SOUTHERN PECAN PIE
This recipe is from Guy's mom, from Food Network.
- 1 sheet refrigerated piecrust (half a 15-ounce package)
- 1 cup light corn syrup
- 1 cup packed light brown sugar
- 1/2 teaspoon salt
- 5-1/3 tablespoons unsalted butter, melted
- 1 teaspoon vanilla
- 3 large eggs
- 2 cups toasted pecan halves
- Freshly whipped cream
Preheat the oven to 375 degrees F. Unroll the piecrust and place in a 9-inch pie plate. Fold the overhang under and crimp the edge with a fork or your fingers. Bake the crust until light golden brown, about 10 minutes.
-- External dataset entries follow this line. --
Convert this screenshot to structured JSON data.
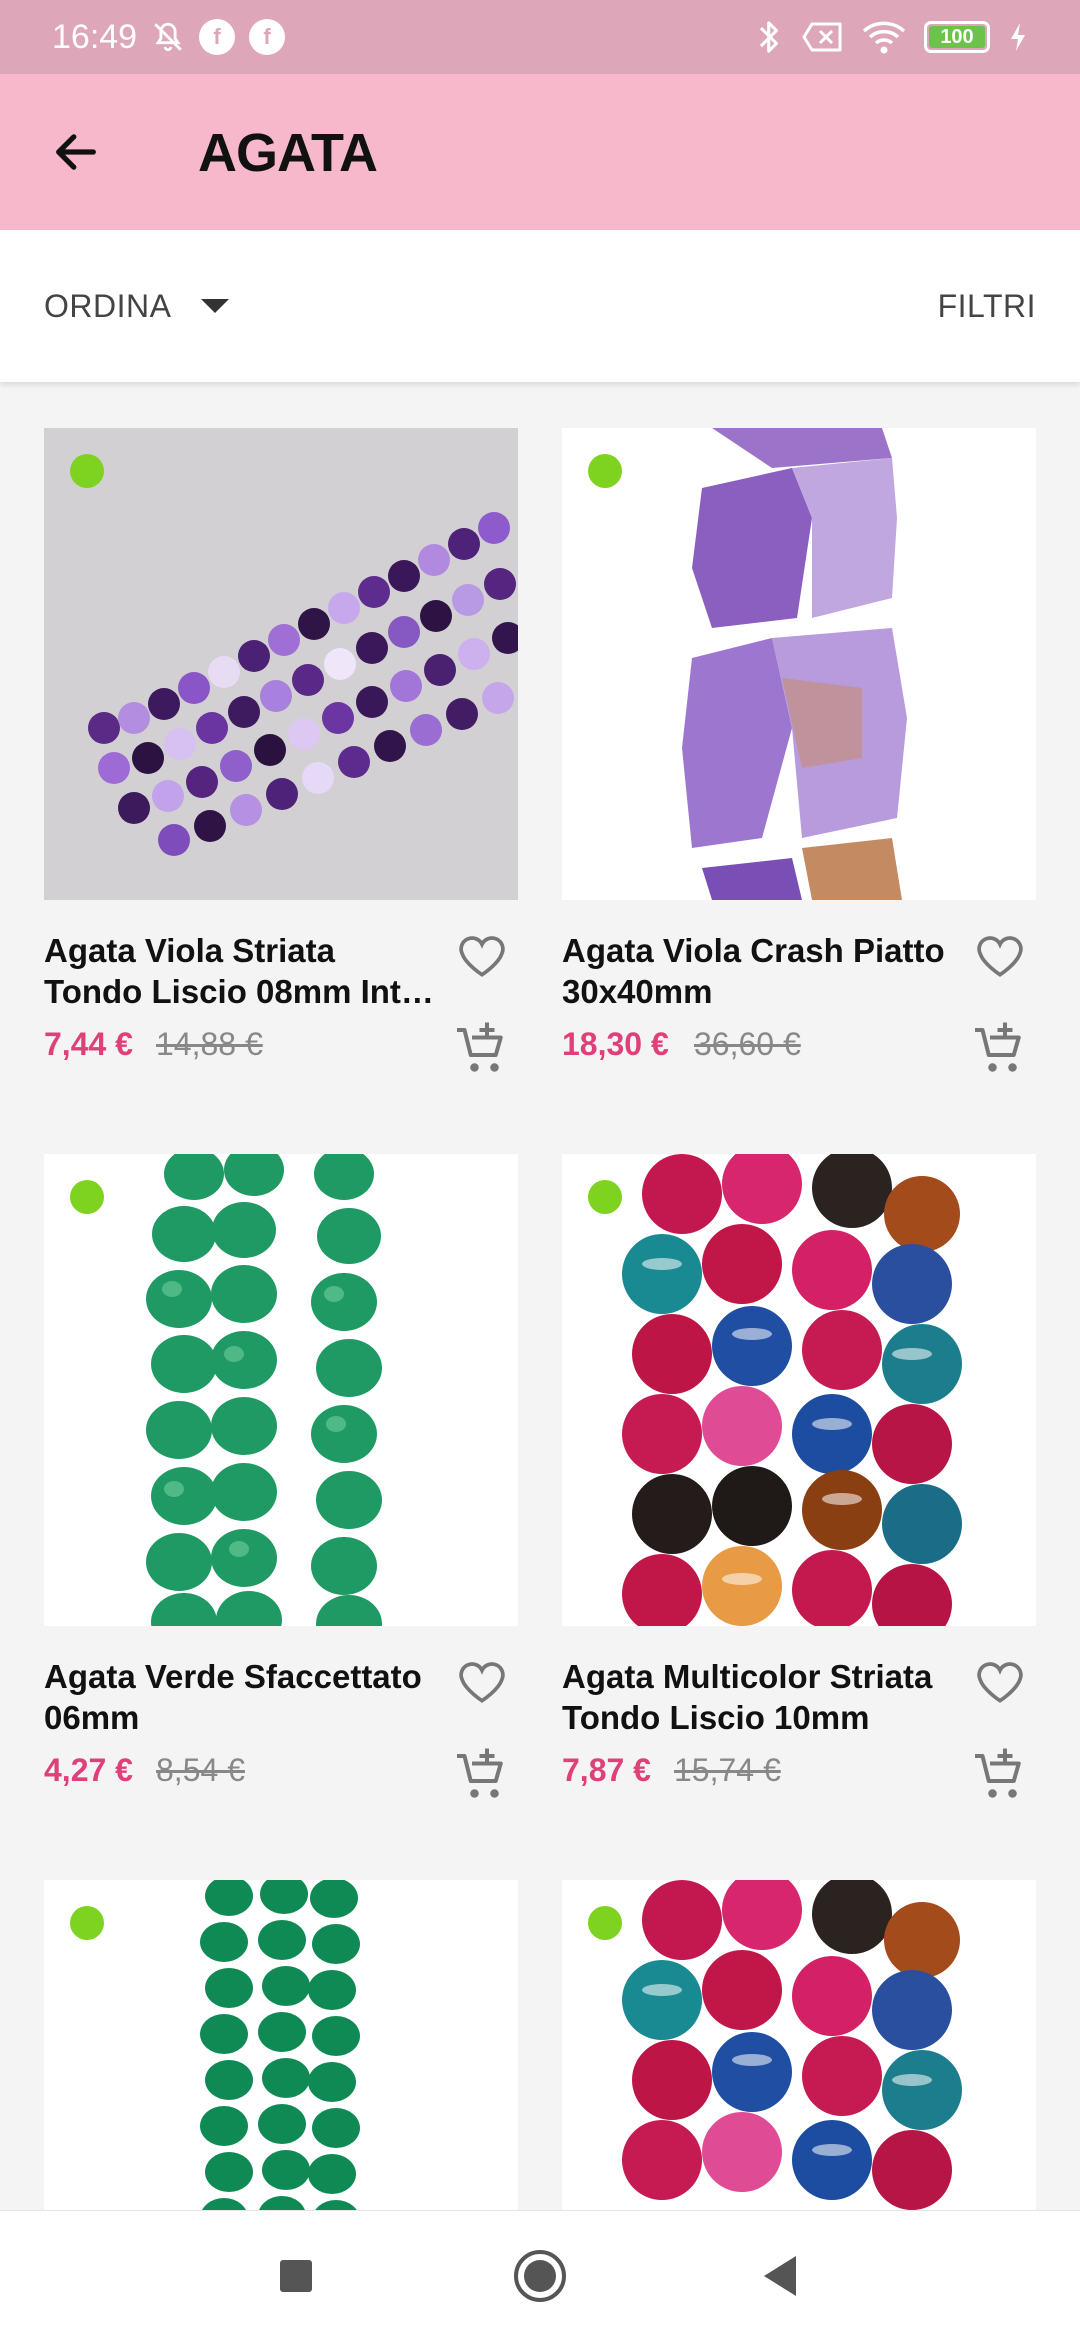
{
  "status_bar": {
    "time": "16:49",
    "badge_1": "f",
    "badge_2": "f",
    "battery": "100",
    "icons": [
      "mute-icon",
      "bluetooth-icon",
      "sim-off-icon",
      "wifi-icon",
      "battery-icon",
      "charging-icon"
    ]
  },
  "app_bar": {
    "title": "AGATA",
    "back_icon": "arrow-left-icon"
  },
  "toolbar": {
    "sort_label": "ORDINA",
    "filter_label": "FILTRI"
  },
  "products": [
    {
      "name": "Agata Viola Striata Tondo Liscio 08mm Int…",
      "price": "7,44 €",
      "old_price": "14,88 €"
    },
    {
      "name": "Agata Viola Crash Piatto 30x40mm",
      "price": "18,30 €",
      "old_price": "36,60 €"
    },
    {
      "name": "Agata Verde Sfaccettato 06mm",
      "price": "4,27 €",
      "old_price": "8,54 €"
    },
    {
      "name": "Agata Multicolor Striata Tondo Liscio 10mm",
      "price": "7,87 €",
      "old_price": "15,74 €"
    },
    {
      "name": "",
      "price": "",
      "old_price": ""
    },
    {
      "name": "",
      "price": "",
      "old_price": ""
    }
  ],
  "colors": {
    "status_bar": "#dda7b9",
    "app_bar": "#f7b8cc",
    "price": "#e0407a",
    "in_stock_dot": "#7ed321"
  },
  "nav_bar": {
    "icons": [
      "recent-apps-icon",
      "home-icon",
      "back-icon"
    ]
  }
}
Cool completely on a rack. Leave the oven on.
Whisk the corn syrup, brown sugar, salt, butter and vanilla in a medium bowl. Lightly beat the eggs in a small bowl, then whisk into the corn syrup mixture.
Finely chop 1/2 cup pecans and spread evenly over the piecrust. Roughly chop another 1/2 cup pecans and mix into the corn syrup mixture, then pour the filling into the crust. Arrange remaining 1 cup pecans on top in a decorative pattern.
Bake the pie until a knife inserted into the center comes out clean, 40 to 50 minutes. Cool completely on a rack. Serve with whipped cream.